Notable Articles and Contributions

The Review has published influential surveys and position pieces linked to seminal work from authors affiliated with Ken Thompson, Dennis Ritchie, Edsger W. Dijkstra, Brian Kernighan, Andrew S. Tanenbaum, Butler W. Lampson, Barbara Liskov, Radia Perlman, Leslie Lamport, Jim Gray, David Patterson, John Hennessy, Peter Denning, M. Frans Kaashoek, Randy Katz, Eric Brewer, Frans Kaashoek, James Gosling, Bjarne Stroustrup, Niklaus Wirth, Tony Hoare, Robin Milner, Adrian Cockcroft, Jeff Dean, Sanjay Ghemawat, Alfred Aho, Monica S. Lam, Manny Rayside, Maurice Herlihy, Luca Cardelli, Gregory Chaitin, Gordon Bell, Ross Anderson, Vint Cerf, Tim Berners-Lee, Seymour Cray, John McCarthy, Ivan Sutherland, Marvin Minsky, Claude Shannon, Alan Turing, Alonzo Church, Norbert Wiener, John von Neumann, and Claude E. Shannon. Topics covered include virtualization advances such as VMware ESX, containerization with Docker, orchestration via Kubernetes, distributed consensus like Paxos and Raft, and fault-tolerance exemplified by CAP theorem discussions and analyses of Byzantine fault tolerance. Retrospectives and surveys have examined file systems like Lustre, GlusterFS, and research infrastructures including PlanetLab and Emulab.

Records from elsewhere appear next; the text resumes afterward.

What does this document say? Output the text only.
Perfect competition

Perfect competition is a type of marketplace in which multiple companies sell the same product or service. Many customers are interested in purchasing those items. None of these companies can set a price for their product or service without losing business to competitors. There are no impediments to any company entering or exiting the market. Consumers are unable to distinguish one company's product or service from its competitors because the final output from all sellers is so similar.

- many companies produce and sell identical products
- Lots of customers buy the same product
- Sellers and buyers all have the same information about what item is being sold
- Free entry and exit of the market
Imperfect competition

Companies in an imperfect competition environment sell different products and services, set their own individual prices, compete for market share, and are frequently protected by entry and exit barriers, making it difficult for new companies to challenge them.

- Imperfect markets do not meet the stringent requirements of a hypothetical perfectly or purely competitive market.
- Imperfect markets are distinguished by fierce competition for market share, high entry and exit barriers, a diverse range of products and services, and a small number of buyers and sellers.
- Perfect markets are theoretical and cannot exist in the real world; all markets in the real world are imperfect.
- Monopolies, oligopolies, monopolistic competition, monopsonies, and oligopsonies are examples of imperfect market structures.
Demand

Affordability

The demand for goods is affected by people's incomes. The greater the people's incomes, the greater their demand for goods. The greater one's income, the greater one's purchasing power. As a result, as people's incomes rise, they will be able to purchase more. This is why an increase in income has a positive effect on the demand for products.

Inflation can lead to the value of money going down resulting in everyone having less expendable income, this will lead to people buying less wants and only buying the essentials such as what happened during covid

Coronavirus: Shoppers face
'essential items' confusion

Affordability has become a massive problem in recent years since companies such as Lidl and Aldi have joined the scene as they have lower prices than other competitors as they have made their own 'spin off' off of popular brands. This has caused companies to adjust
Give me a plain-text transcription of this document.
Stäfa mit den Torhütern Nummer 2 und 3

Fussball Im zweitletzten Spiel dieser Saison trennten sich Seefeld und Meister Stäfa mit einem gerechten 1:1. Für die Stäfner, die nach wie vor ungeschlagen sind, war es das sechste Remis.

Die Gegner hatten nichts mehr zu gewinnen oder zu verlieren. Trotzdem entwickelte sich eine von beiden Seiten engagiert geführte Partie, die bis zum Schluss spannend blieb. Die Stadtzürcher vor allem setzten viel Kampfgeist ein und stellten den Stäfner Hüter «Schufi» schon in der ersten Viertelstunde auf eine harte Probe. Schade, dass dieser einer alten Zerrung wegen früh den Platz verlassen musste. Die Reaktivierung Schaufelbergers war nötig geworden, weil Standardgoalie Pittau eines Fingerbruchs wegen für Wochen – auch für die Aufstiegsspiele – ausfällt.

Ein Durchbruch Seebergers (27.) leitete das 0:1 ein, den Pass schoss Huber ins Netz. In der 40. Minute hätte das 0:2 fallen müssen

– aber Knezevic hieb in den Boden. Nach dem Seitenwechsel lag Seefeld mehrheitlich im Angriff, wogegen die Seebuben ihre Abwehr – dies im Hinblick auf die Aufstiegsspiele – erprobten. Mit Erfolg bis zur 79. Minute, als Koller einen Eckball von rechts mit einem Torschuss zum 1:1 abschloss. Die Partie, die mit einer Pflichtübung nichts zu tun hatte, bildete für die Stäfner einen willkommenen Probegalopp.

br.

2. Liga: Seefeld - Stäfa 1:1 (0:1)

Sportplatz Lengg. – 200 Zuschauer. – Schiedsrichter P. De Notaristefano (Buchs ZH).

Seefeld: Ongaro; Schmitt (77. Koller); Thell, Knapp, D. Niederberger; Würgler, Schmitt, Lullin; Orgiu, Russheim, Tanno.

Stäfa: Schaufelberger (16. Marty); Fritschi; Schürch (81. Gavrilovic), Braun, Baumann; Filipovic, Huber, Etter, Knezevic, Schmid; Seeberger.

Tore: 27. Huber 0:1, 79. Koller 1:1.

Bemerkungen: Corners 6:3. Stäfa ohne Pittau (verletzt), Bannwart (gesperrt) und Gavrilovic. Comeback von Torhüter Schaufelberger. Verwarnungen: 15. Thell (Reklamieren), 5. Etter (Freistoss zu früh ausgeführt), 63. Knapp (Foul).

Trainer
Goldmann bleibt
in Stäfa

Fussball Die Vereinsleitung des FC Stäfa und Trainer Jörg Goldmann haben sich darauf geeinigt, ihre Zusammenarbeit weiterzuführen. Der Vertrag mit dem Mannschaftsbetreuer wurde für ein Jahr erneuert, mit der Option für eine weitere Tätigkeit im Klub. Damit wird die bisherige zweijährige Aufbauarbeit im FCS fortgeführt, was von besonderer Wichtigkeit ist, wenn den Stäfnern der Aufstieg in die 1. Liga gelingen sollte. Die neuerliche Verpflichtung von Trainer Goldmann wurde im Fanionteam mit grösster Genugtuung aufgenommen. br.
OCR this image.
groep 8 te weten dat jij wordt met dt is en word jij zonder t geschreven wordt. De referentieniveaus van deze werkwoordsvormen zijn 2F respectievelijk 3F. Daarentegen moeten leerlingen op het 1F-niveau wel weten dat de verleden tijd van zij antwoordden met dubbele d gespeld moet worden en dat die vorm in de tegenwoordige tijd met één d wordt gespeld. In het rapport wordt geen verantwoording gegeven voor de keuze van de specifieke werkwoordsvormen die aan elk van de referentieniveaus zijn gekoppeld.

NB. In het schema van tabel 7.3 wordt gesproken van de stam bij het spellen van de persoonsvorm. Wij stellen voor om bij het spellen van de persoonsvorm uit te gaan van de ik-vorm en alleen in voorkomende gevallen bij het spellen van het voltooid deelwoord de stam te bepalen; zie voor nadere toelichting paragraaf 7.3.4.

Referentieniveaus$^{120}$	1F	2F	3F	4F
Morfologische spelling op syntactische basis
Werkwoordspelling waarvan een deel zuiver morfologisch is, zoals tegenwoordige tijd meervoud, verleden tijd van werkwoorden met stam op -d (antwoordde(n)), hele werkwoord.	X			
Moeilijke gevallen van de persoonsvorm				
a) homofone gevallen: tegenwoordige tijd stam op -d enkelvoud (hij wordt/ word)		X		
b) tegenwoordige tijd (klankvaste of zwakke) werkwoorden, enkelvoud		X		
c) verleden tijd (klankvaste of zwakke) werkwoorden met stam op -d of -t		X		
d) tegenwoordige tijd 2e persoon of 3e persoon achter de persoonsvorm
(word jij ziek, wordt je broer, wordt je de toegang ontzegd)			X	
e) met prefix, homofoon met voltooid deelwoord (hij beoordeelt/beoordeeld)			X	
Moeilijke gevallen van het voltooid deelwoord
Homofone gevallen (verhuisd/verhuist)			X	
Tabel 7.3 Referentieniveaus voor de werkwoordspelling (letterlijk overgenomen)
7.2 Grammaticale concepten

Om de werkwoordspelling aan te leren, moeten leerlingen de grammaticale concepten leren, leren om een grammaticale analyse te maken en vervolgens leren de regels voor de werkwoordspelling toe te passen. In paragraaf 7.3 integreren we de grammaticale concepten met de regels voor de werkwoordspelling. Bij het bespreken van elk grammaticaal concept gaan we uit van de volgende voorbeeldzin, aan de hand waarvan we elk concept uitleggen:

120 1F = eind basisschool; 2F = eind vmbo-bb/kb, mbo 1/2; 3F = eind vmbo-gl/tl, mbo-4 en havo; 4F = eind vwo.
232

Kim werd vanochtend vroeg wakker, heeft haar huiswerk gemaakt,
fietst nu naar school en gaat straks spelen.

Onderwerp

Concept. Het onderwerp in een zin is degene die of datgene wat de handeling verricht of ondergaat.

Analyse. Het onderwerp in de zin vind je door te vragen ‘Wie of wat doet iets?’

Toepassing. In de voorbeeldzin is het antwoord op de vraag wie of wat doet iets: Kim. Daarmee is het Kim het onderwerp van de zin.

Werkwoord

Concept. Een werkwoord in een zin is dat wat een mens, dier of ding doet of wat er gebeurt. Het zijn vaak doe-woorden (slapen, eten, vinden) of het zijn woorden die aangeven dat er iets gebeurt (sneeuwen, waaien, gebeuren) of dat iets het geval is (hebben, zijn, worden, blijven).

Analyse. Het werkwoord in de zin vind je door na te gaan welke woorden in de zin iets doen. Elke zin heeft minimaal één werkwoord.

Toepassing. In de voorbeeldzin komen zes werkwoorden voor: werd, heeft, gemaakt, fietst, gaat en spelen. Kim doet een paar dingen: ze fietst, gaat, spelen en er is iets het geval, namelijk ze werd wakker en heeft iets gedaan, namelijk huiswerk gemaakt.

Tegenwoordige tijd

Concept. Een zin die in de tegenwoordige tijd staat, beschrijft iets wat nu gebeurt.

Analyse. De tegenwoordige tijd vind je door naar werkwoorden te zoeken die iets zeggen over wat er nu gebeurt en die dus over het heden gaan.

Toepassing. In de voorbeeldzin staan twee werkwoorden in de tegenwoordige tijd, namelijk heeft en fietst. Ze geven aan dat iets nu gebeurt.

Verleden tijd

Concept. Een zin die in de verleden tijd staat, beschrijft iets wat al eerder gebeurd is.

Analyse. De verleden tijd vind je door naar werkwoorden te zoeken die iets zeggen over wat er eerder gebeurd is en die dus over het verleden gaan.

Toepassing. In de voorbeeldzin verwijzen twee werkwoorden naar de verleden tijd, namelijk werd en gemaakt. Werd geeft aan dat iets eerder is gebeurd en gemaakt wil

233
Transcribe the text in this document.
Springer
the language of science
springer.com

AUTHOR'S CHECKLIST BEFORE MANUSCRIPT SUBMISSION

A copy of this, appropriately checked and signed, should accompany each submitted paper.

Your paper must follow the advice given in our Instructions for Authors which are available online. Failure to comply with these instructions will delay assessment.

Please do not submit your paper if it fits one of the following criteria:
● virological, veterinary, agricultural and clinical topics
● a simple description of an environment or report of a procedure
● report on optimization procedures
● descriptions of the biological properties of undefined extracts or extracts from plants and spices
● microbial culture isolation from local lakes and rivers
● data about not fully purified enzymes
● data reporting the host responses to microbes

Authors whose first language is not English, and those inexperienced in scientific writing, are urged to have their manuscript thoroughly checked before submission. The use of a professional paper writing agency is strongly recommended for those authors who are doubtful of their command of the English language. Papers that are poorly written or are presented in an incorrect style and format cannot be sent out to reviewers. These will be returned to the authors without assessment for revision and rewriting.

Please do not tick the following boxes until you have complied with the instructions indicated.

Editorial Board and Organizational Structure

The editorial board is appointed through ACM and SIG governance involving volunteers from academia and industry at organizations like Intel Labs, ARM Holdings, Broadcom, Qualcomm, Oracle Corporation, SAP SE, Amazon.com, Cisco Systems, and research groups at Facebook AI Research, DeepMind, OpenAI, and national laboratories such as Los Alamos National Laboratory and Sandia National Laboratories. Editors have historically been professors and researchers with ties to MIT CSAIL, Berkeley RISELab, Stanford AI Lab, CMU Parallel Data Lab, and Microsoft Research Cambridge. Organizational oversight aligns with ACM committee structures and program committees at conferences including SIGGRAPH, SIGPLAN, SIGMETRICS, and SIGARCH.

Reception and Impact on the Field

The Review is cited alongside proceedings from SOSP, OSDI, FAST, USENIX, and EuroSys in bibliographies of operating systems research and has influenced curricula at departments such as Computer Science Department, Carnegie Mellon University and Department of Computer Science, University of California, Berkeley. Its essays and surveys inform practitioners at Red Hat, Canonical, SUSE, and contribute to standards work at IEEE, IETF, and government-funded programs at National Science Foundation and European Research Council. The Review’s role in shaping debates on microkernels, virtualization, security, and cloud infrastructure is reflected in citations found in thesis work at MIT Sloan School of Management and technical reports from Bell Labs Research.

Access, Indexing, and Availability

Issues are archived in the ACM Digital Library, indexed by services such as Google Scholar, Scopus, Web of Science, and findable through university catalogs at Columbia University Libraries, University of Oxford Bodleian Libraries, and national archives such as British Library. Libraries and institutions provide access via subscriptions and interlibrary loan systems connected to networks like OCLC WorldCat. Selected retrospective pieces are reprinted in anthologies and referenced in course syllabi across institutions including Massachusetts Institute of Technology, Stanford University, University of California, Berkeley, Princeton University, and Harvard University.